Hertha BSC hat den Einstieg in den E-Sport Ende des Jahres 2017 bekannt gegeben. "Hertha BSC steht für die Werte Fortschritt und Vielfalt. Insbesondere auf den Fortschritt sollen unsere Aktivitäten im Bereich E-Sports einzahlen", erklärt Maurice Sonneveld, Leiter Digital Media bei den Berlinern.
Stürmer Davie Selke geht auch digital für Hertha BSC auf Torejagd
Stürmer Davie Selke geht auch digital für Hertha BSC auf Torejagd (© Hertha BSC)
Allerdings geht der Verein einen anderen Weg als die Clubs, die bereits im E-Sport aktiv sind. Denn Hertha BSC übernimmt nicht einfach ein bestehendes Team oder wirbt Spieler von anderen Clans ab. Die Berliner gründen eine eigene E-Sport-Akademie, wo die talentiertesten Fifa-Spieler gesucht werden sollen. Das Ziel: "Wir wollen rein in die Kieze", sagt Sonneveld. "In Berlin schlägt das Herz des deutschen E-Sports, deswegen haben wir hier einen gewissen Standortvorteil." Starttermin war der 1. Februar.

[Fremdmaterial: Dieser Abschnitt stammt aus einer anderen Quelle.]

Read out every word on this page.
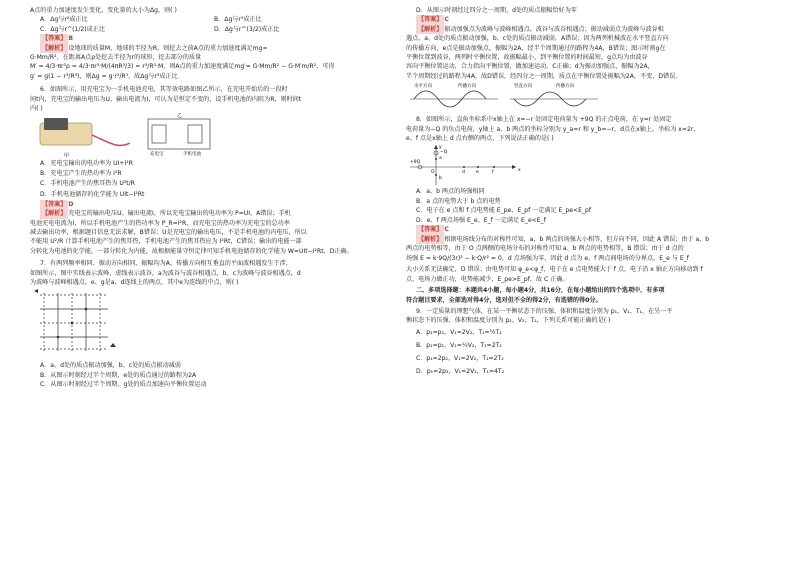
A点的重力加速度发生变化，变化量的大小为Δg，则( )

A．Δg与r²成正比	B．Δg与r³成正比
C．Δg与r^(1/2)成正比	D．Δg与r^(3/2)成正比

【答案】 B

【解析】 设地球的质量M，地球的半径为R，则挖去之前A点的重力加速度满足mg=

G·Mm/R²，在距离A点ρ处挖去半径为r的球形，挖去部分的质量

M′ = 4/3·πr³ρ = 4/3·πr³·M/(4πR³/3) = r³/R³·M，则A点的重力加速度满足mg′= G·Mm/R² − G·M′m/R²，可得

g′ = g(1 − r³/R³)，则Δg = g·r³/R³，故Δg与r³成正比

6．如图所示，用充电宝为一手机电池充电，其等效电路如图乙所示，在充电开始后的一段时

间t内，充电宝的输出电压为U、输出电流为I，可认为是恒定不变的，设手机电池的内阻为R，则时间t

内( )

充电宝	手机电池
甲
乙

A．充电宝输出的电功率为 UI+I²R

B．充电宝产生的热功率为 I²R

C．手机电池产生的焦耳热为 U²t/R

D．手机电池储存的化学能为 UIt−I²Rt

【答案】 D

【解析】 充电宝的输出电压U、输出电流I，所以充电宝输出的电功率为 P=UI，A错误；手机

电池充电电流为I，所以手机电池产生的热功率为 P_R=I²R，而充电宝的热功率为充电宝的总功率

减去输出功率，根据题目信息无法求解，B错误；U是充电宝的输出电压，不是手机电池的内电压，所以

不能用 U²/R 计算手机电池产生的焦耳热，手机电池产生的焦耳热应为 I²Rt，C错误；输出的电能一部

分转化为电池的化学能，一部分转化为内能，故根据能量守恒定律可知手机电池储存的化学能为 W=UIt−I²Rt，D正确。

7．有两列频率相同、振动方向相同、振幅均为A、传播方向相互垂直的平面波相遇发生干涉，

如图所示，图中实线表示波峰，虚线表示波谷，a为波谷与波谷相遇点，b、c为波峰与波谷相遇点，d

为波峰与波峰相遇点，e、g是a、d连线上的两点，其中e为连线的中点，则( )

A．a、d处的质点振动加强，b、c处的质点振动减弱

B．从图示时刻经过半个周期，e处的质点通过的路程为2A

C．从图示时刻经过半个周期，g处的质点加速向平衡位置运动

D．从图示时刻经过四分之一周期，d处的质点振幅恰好为零

【答案】 C

【解析】 振动加强点为波峰与波峰相遇点、波谷与波谷相遇点；振动减弱点为波峰与波谷相

遇点，a、d处的质点振动加强，b、c处的质点振动减弱，A错误；因为两列机械波在水平竖直方向

的传播方向，e点是振动加强点，振幅为2A，经半个周期通过的路程为4A，B错误；图示时刻g在

平衡位置到波谷，两列时平衡位置，故振幅最小，到平衡位置的时间最短，g点均为由波谷

容向平衡位置运动，合力指向平衡位置，做加速运动，C正确；d为振动加强点，振幅为2A，

半个周期经过的路程为4A，故D错误，经四分之一周期，质点在平衡位置处振幅为2A，不变，D错误。

水平方向	传播方向	竖直方向	传播方向

8．如图所示，直角坐标系中x轴上在 x=−r 处固定电荷量为 +9Q 的正点电荷，在 y=r 处固定

电荷量为−Q 的负点电荷，y轴上 a、b 两点的坐标分别为 y_a=r 和 y_b=−r，d点在x轴上，坐标为 x=2r，

e、f 点是x轴上 d 点右侧的两点，下列说法正确的是( )

+9Q
−Q
a
b
O	d e	f	x
y

A．a、b 两点的场强相同

B．a 点的电势大于 b 点的电势

C．电子在 e 点和 f 点电势能 E_pe、E_pf 一定满足 E_pe<E_pf

D．e、f 两点场强 E_e、E_f 一定满足 E_e<E_f

【答案】 C

【解析】 根据电场线分布的对称性可知，a、b 两点的场强大小相等，但方向不同，因此 A 错误；由于 a、b

两点的电势相等，由于 O 点两侧的电场分布的对称性可知 a、b 两点的电势相等，B 错误；由于 d 点的

场强 E = k·9Q/(3r)² − k·Q/r² = 0，d 点场强为零，因此 d 点为 e、f 两点间电场的分界点，E_e 与 E_f

大小关系无法确定，D 错误；由电势可知 φ_e<φ_f，电子在 e 点电势能大于 f 点，电子沿 x 轴正方向移动到 f

点，电场力做正功，电势能减少，E_pe>E_pf，故 C 正确。

二、多项选择题：本题共4小题，每小题4分，共16分，在每小题给出的四个选项中，有多项

符合题目要求，全部选对得4分，选对但不全的得2分，有选错的得0分。

9．一定质量的理想气体，在某一平衡状态下的压强、体积和温度分别为 p₁、V₁、T₁，在另一平

衡状态下的压强、体积和温度分别为 p₂、V₂、T₂，下列关系可能正确的是( )

A．p₁=p₂，V₁=2V₂，T₁=½T₂

B．p₁=p₂，V₁=½V₂，T₁=2T₂

C．p₁=2p₂，V₁=2V₂，T₁=2T₂

D．p₁=2p₂，V₁=2V₂，T₁=4T₂
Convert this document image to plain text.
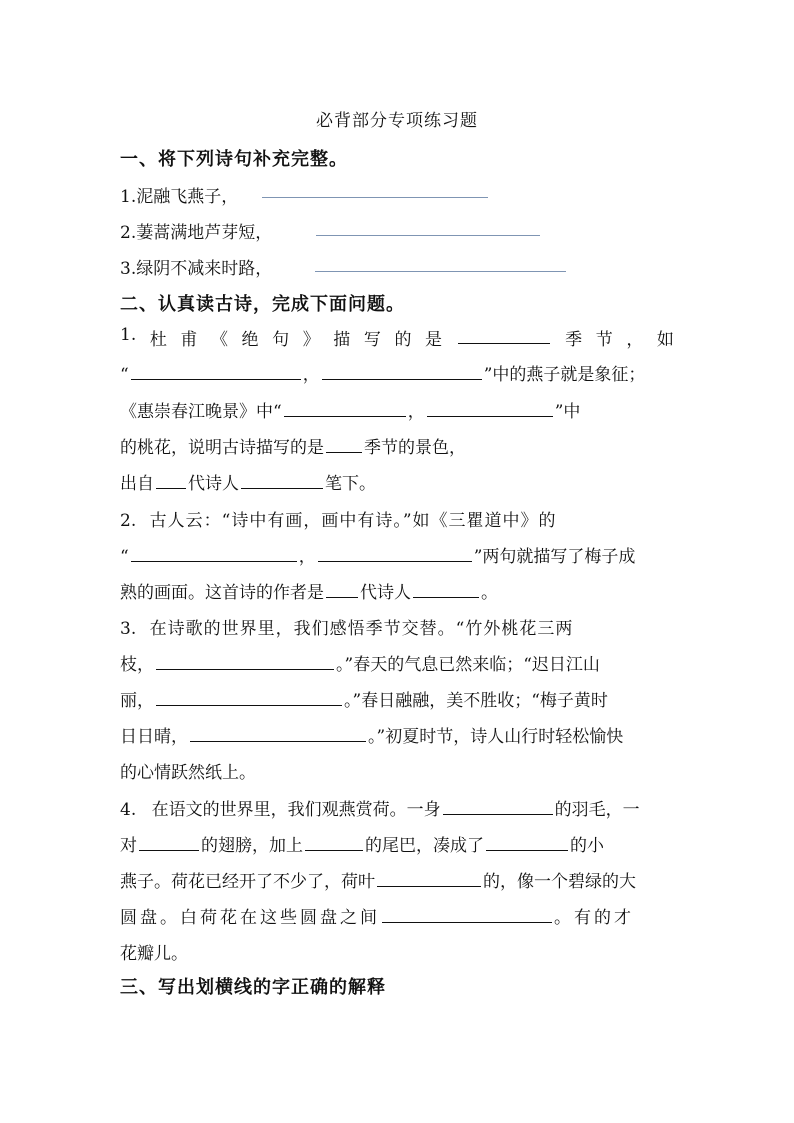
必背部分专项练习题
一、将下列诗句补充完整。
1.泥融飞燕子，
2.萋蒿满地芦芽短，
3.绿阴不减来时路，
二、认真读古诗，完成下面问题。
1. 杜 甫 《 绝 句 》 描 写 的 是	季 节 ， 如
“	，	”中的燕子就是象征；
《惠崇春江晚景》中“	，	”中
的桃花，说明古诗描写的是 季节的景色，
出自 代诗人	笔下。
2. 古人云：“诗中有画，画中有诗。”如《三瞿道中》的
“	，	”两句就描写了梅子成
熟的画面。这首诗的作者是 代诗人	。
3. 在诗歌的世界里，我们感悟季节交替。“竹外桃花三两
枝，	。”春天的气息已然来临；“迟日江山
丽，	。”春日融融，美不胜收；“梅子黄时
日日晴，	。”初夏时节，诗人山行时轻松愉快
的心情跃然纸上。
4. 在语文的世界里，我们观燕赏荷。一身	的羽毛，一
对	的翅膀，加上	的尾巴，凑成了	的小
燕子。荷花已经开了不少了，荷叶	的，像一个碧绿的大
圆盘。白荷花在这些圆盘之间	。有的才
花瓣儿。
三、写出划横线的字正确的解释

"Hertha BSC versteht sich als Ausbildungsverein.Das war mit ein Grund für die Entscheidung zur Gründung einer E-Sport-Akademie. Unser E-Sports-Engagement soll nachhaltig und substanziell sein", sagt Sonneveld. Dabei konzentriere man sich zunächst auf Fifa, um einen möglichst authentischen Start hinzulegen. "Das heißt aber nicht, dass die Tür für andere Spiele ein für alle Mal zu ist." Dabei will der Verein sein Kerngeschäft so eng wie möglich mit dem neuen Engagement verknüpfen. So wird es auf der Geschäftsstelle einen Begegnungsraum für E-Sportler und Nachwuchsfußballer geben. "Unsere Nachwuchskicker sind ohnehin große Gaming-Fans, alle haben eine Playstation und Fifa auf dem Zimmer", berichtet Sonneveld.
„In Berlin schlägt das Herz des deutschen E-Sports, deswegen haben wir hier einen gewissen Standortvorteil.“
Maurice Sonneveld
Mit dem Engagement verbindet Hertha BSC, dessen Digitalvorstand Paul Keuter als einer der digitalen Vordenker der Fußballbranche gilt, aber nicht nur eine Stärkung der Marke. Letztendlich soll sich der Schritt natürlich auch wirtschaftlich auszahlen. Mit der AOK Nordost ist bereits ein Partner an Bord. Dabei gehe es allerdings nicht um schnellstmögliche Profitabilität, erklärt Sonneveld. "Wir haben keinen klassischen Businessplan formuliert, der einen bestimmten Zeitpunkt für den Break-even festlegt. Wir wollen zunächst vor allem lernen und verstehen, wie die E-Sports-Szene tickt, um daraus die nächsten Schritte abzuleiten."